ABOUT THE AUTHOR
Shelly Bell
OhioKAN Regional Coach
Shelly facilitates implementation and coordination of OhioKAN Region 7, where she provides support to the navigator sites within the 5-county region, and collaborates with OhioKAN staff from other regions and the statewide team.
I want to take a moment to celebrate and recognize you, the kinship caregiver, and to reflect on the incredibly important work you do each day.
I also want to ask you to think about taking the best care of yourself that you can in this challenging and rewarding role.
There are two important reasons for this focus on you. First, in order to create a positive and healthy environment for the youth in your care, you need to take good care of yourself and meet your own needs, physical and emotional. Reason number two (and yes, it’s true!) is that YOU and YOUR well-being are just as important as the well-being of the youth you are caring for. Believe this. Know and understand your value. I promise you that you are worth it!
While self-care (rest, relaxation, socialization, pursuit of hobbies, etc.) is crucial for all of us, it is particularly relevant for individuals caring for youth who have experienced significant trauma.
This is because, when you are in close contact with someone who has experienced trauma (as many youth in care have), you may hear disturbing stories from the youth regarding their past experiences, you may see evidence of abuse, and you may feel resulting feelings of strong empathy. This can then create trauma in you, the caregiver. Trauma resulting from exposure to someone else’s trauma is a phenomenon known as secondary trauma. It is also called vicarious trauma, compassion fatigue and secondary traumatic stress.
According to Laura van Dernoot Lipsky – the best-selling author of “Trauma Stewardship” (considered by many in the mental health field to be the bible of secondary trauma guidance, and an important read for anyone struggling with the trauma of others) and founder of The Trauma Stewardship Institute – some warning signs of secondary trauma include feelings of helplessness and hopelessness, hypervigilance (a state of increased alertness to danger), chronic exhaustion, fearfulness, free-floating anger and cynicism, and feelings of numbness. Other common symptoms of secondary trauma include trouble sleeping, headaches, feeling trapped, and binge eating.
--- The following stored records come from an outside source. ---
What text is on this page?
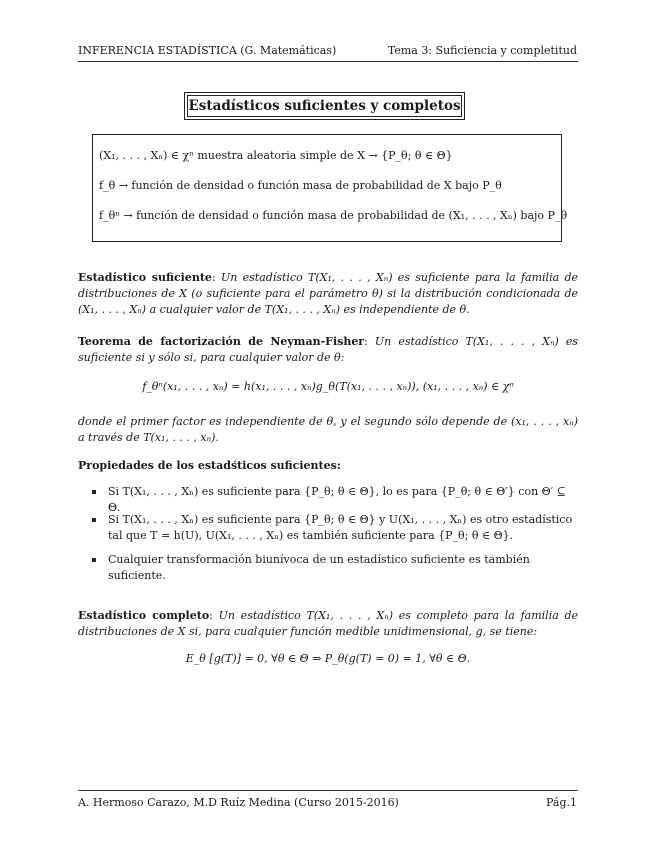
INFERENCIA ESTADÍSTICA (G. Matemáticas)	Tema 3: Suficiencia y completitud
Estadísticos suficientes y completos
(X₁, . . . , Xₙ) ∈ χⁿ muestra aleatoria simple de X → {P_θ; θ ∈ Θ}
f_θ → función de densidad o función masa de probabilidad de X bajo P_θ
f_θⁿ → función de densidad o función masa de probabilidad de (X₁, . . . , Xₙ) bajo P_θ
Estadístico suficiente: Un estadístico T(X₁, . . . , Xₙ) es suficiente para la familia de distribuciones de X (o suficiente para el parámetro θ) si la distribución condicionada de (X₁, . . . , Xₙ) a cualquier valor de T(X₁, . . . , Xₙ) es independiente de θ.
Teorema de factorización de Neyman-Fisher: Un estadístico T(X₁, . . . , Xₙ) es suficiente si y sólo si, para cualquier valor de θ:
f_θⁿ(x₁, . . . , xₙ) = h(x₁, . . . , xₙ)g_θ(T(x₁, . . . , xₙ)), (x₁, . . . , xₙ) ∈ χⁿ
donde el primer factor es independiente de θ, y el segundo sólo depende de (x₁, . . . , xₙ) a través de T(x₁, . . . , xₙ).
Propiedades de los estadśticos suficientes:
Si T(X₁, . . . , Xₙ) es suficiente para {P_θ; θ ∈ Θ}, lo es para {P_θ; θ ∈ Θ′} con Θ′ ⊆ Θ.
Si T(X₁, . . . , Xₙ) es suficiente para {P_θ; θ ∈ Θ} y U(X₁, . . . , Xₙ) es otro estadístico tal que T = h(U), U(X₁, . . . , Xₙ) es también suficiente para {P_θ; θ ∈ Θ}.
Cualquier transformación biunívoca de un estadístico suficiente es también suficiente.
Estadístico completo: Un estadístico T(X₁, . . . , Xₙ) es completo para la familia de distribuciones de X si, para cualquier función medible unidimensional, g, se tiene:
E_θ [g(T)] = 0, ∀θ ∈ Θ ⇒ P_θ(g(T) = 0) = 1, ∀θ ∈ Θ.
A. Hermoso Carazo, M.D Ruíz Medina (Curso 2015-2016)	Pág.1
Secondary trauma-related changes can creep up on you so, in addition to taking a self-inventory, you may want to ask a loved one or close friend if they have noticed a difference in the way you behave day to day. If you feel there are some changes in you that may be attributable to secondary trauma, it’s time to pay close attention to what you need. These symptoms can be the natural responses of a compassionate human being to witnessing the suffering of another, and you absolutely deserve support.
Caring for kin is often an amazing and rewarding experience, but even beyond an empathetic response, witnessing the trauma of another can also bring some of our own past traumas to light.
This can be very difficult, but as long as we seek out needed support, it can be an opportunity to awaken to our own emotions, which may have been long neglected. If you don’t already have one, seek a support system through friends, family or a church group, and talk about your feelings when you have heard or seen something disturbing. Counseling may also be in order. For recommendations on support in your county, reach out to us directly, and we can help you explore options for support and healing.
Self-care is extremely important to minimize the effects of secondary trauma.
Writing, nature, meditation, social outings, pursuit of hobbies, physical activity, breathing exercises, and music are just a few paths to greater peace and nurture of self. And never underestimate the power of socialization. Don’t neglect your friends – they are really good for your mental health (the good friends, anyway)!
Be mindful of your media intake.
Violence in the media and in movies and TV shows can add to your stress. Studies have shown that the impact of media and movie violence can take a toll on your peace and well-being, and this additional stress is not something you need if you are struggling with secondary trauma.
Research illustrates the profound benefits of kinship care for children and youth. Kinship care minimizes a child’s trauma, improves their well-being, improves behavioral and mental health outcomes, and increases permanency, which is critically important for youth. Your dedication to the youth in your care is a truly beautiful thing. Commitment to your own peace and wellness as you care for youth who may have been deeply hurt is the best way to live in alignment with the meaningful role of kinship caregiver. The youth you care for deserve a caregiver who is able to live a full and happy emotional life. Just like the child or children in your charge, YOU TOO deserve all the peace and healing the world has to offer!